Mom gave a smile that came across as mildly aggressive. “After I told him we wouldn’t give permission for a survey, your father told him, quote, to ‘go to hell’ when the man kept on talking.”
Pop matched Mom’s tight grin. “Then I grabbed my rifle from inside the front door.”
Cal’s spine went ramrod straight. “That should have taken care of it,” he said. Having to defend their homestead by force. Not the situation he wanted them in. Not at all.
“That’s what I thought,” Mom said.
“I assume he eventually went away.”
“Yes, but he seemed pretty determined.” Worry creased Mom’s forehead as she reached for her shirt pocket. “He left a card.” She fished it out of her pants pocket and handed it to him.
Cal didn’t recognize the name. The information could be easily verified. Looked official enough. An icy finger of dread worked itself through his chest. “You mind if I hold onto this for a bit?”
“What are you going to do, son?”
“Some research. Does he truly represent DNR? Is the request even legitimate?” He would give the guy a stern warning to stay off his family’s homestead. At least at this time. But he held off sharing that part of the plan and instead stowed the card in his vest.

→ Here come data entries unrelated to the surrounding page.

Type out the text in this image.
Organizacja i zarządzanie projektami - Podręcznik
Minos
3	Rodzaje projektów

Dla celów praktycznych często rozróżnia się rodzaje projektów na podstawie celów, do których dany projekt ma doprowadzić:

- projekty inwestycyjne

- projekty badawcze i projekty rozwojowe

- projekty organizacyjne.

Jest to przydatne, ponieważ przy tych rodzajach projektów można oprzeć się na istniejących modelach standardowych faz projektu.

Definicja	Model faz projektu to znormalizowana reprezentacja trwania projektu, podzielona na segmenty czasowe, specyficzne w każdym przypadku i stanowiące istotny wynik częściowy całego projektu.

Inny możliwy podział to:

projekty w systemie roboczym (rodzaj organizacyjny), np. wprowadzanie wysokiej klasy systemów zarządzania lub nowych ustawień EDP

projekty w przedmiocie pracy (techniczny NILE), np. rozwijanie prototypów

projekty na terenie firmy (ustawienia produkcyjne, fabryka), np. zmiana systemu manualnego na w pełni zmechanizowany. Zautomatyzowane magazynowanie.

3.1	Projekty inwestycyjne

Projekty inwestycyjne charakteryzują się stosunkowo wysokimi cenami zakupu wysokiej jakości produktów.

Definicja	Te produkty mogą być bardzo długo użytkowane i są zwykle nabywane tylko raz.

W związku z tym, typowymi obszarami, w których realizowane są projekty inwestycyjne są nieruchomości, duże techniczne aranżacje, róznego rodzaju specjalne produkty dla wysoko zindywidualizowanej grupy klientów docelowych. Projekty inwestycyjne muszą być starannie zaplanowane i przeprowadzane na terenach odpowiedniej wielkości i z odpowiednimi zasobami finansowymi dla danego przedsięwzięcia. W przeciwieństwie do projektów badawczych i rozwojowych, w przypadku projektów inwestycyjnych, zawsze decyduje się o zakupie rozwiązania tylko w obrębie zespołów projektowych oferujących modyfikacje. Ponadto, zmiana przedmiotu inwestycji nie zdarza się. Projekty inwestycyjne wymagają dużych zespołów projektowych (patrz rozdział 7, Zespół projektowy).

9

“Who else has property on the Ray Mountain range?” Deirdre asked. “Besides our family’s property, yours, and the Koyukon corporation’s land?”
Mom shook her head. “We have a lot of acres between the three of us. There are three more property owners with tracts on this range.”
Cal looked up. “We were talking about this issue earlier. Could the land speculators actually go around the properties?”
Mom looked at Pop. “That would require making miles of roads to get to the backside of the range. Building bridges strong enough to support large machinery. They’d need to create a work site for all of that equipment as well.”
Deirdre toyed with her glass of water. “We should set up a meeting with all of the involved property owners and the corporation elders. Make sure everyone’s got a unified front so that we’re protected against future incidents. Especially given the persistence of those people, trying to resurvey previously platted land. That’s worrisome. Involve town leadership if need be.”
“That’s a good idea, dear,” Mom said.
Pop grunted but nodded.
Pushing up from the table, Mom grabbed chocolate chip cookies from the countertop and passed them around.
Cal’s head whirled. He loved Yukon Valley and didn’t want outsiders exploiting it for their own gain. Part of him wanted to stand up to those prospectors. Dig in. Fight back.
But his parents couldn’t stay here and neither could Cal. Part of his reason for returning to Yukon Valley was his plans to get them moved and settled in a bigger town like Fairbanks, or better yet, Seattle, near Cal. Maybe if there was a sliver of access outside of his family’s property, that would resolve the fight with the prospector. Remove the conflict.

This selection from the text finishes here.